Clara et Hannah ouvrent leur blog, au printemps 2011 : l'écureuil du net ! à lire absolument !!!!
Merci à François Bon, qui a accueilli sur Publie.net les Carnets Lointains, et le Manuel anti-onirique.

vendredi 28 janvier 2011

Manuel anti-onirique, LXIV



Rester assis, là, aux bords du monde qui soudain s'est vidé, sur le même banc de pierre qu'il y a très longtemps, la première fois où cette cour s'est ouverte devant les regards inquiets de l'enfant que nous avons été. Ce même banc, pierre horizontale, de lave noire, tombée de sa verticale hiératique où elle fut autrefois, dans l'enceinte de l'église, et qui autrefois abritait nos jeux. Les ombres des arbres sont devenues immenses, au point de presque se fondre les unes dans les autres, au point que les branches interminables des arbres s'entremêlent et tissent sur le sol la texture de la nuit. 

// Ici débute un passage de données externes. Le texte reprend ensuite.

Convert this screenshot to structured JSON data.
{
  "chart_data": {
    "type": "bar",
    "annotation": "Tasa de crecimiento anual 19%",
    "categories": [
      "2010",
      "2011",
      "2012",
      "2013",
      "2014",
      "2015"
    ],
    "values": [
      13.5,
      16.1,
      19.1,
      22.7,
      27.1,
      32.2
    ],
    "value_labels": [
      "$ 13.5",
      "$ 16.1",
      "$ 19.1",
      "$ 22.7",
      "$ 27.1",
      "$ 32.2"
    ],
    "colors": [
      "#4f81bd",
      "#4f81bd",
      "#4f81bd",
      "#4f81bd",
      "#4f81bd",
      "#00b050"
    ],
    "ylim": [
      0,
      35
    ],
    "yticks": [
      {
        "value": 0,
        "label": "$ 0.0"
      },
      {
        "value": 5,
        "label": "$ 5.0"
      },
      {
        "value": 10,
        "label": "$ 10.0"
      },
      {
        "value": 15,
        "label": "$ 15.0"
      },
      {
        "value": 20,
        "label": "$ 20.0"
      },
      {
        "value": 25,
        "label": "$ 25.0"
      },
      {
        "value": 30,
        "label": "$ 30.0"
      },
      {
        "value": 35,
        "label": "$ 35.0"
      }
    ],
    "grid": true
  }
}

Les dernières silhouettes se sont effacées. Une à une, par grappes désordonnées, elles sont rentrées dans les bâtiments anciens, régularité de la façade, ponctuée de fenêtres sur plusieurs rangées, volets clairs. Il y eut tant, ainsi, toujours ainsi, et le bois des fenêtres supporte le vent et la pluie depuis que la peinture gris-bleu s'écaille un peu. Il faudrait repeindre. La cour revient à l'immobilité et au silence. Les dernières silhouettes ont fui. Les derniers jeux se sont arrêtés et on peut supposer que les pas se sont calmés, que les rangs se sont formés, et que les voix des enfants se sont tues.

Rester là, assis aux bords des souvenirs permet pour la première fois, dans la course suspendue, arrêtée de regarder très précisément le tracé des joints entre les dalles de la cour. Même pierre noire que le banc. Il suffit de choisir un point de l'espace, n'importe lequel, dans le quadrillage irrégulier des dalles, et les jointures entre elles, en escalier horizontal, déposé à même le sol, permettent de traverser la cour du jeu d'un seul regard, ou bien d'aller, d'un bord à un autre de la cour, dans n'importe quel sens. On le suppose, du moins. L'expérience est toujours restée, ainsi,  en suspens dans tous les jeux qui ici se sont joués. Déroulement régulier, alors, des jeux et des moments, dans le temps sans cesse revenu. Il était impossible de prévoir, à l'époque, que tout ici serait un jour dévoré de vide.

Mais de ce banc de pierre, il n'est possible que d'embrasser du regard une petite portion de la cour qui se ponctue, par endroits, d'un marronnier immense. 

Autrefois, il occupait au centre de notre monde une place à part, dans les consolations du jour. Prendre appui sur lui. De la mémoire, les détails des jeux s'effacent. Peu à peu.  Quelque chose les recouvre, qui empêche de voir avec qui ils étaient partagés. Même un effort, une tension interne de la mémoire, ne suffit plus à les invoquer. Invocation tacite. Les détails échappent. Le rythme est heurté, la cadence à l'évidence n'est pas en place. Fluidité des paroles perdue. Comme toute fluidité du monde qui seulement sombre dans la nuit.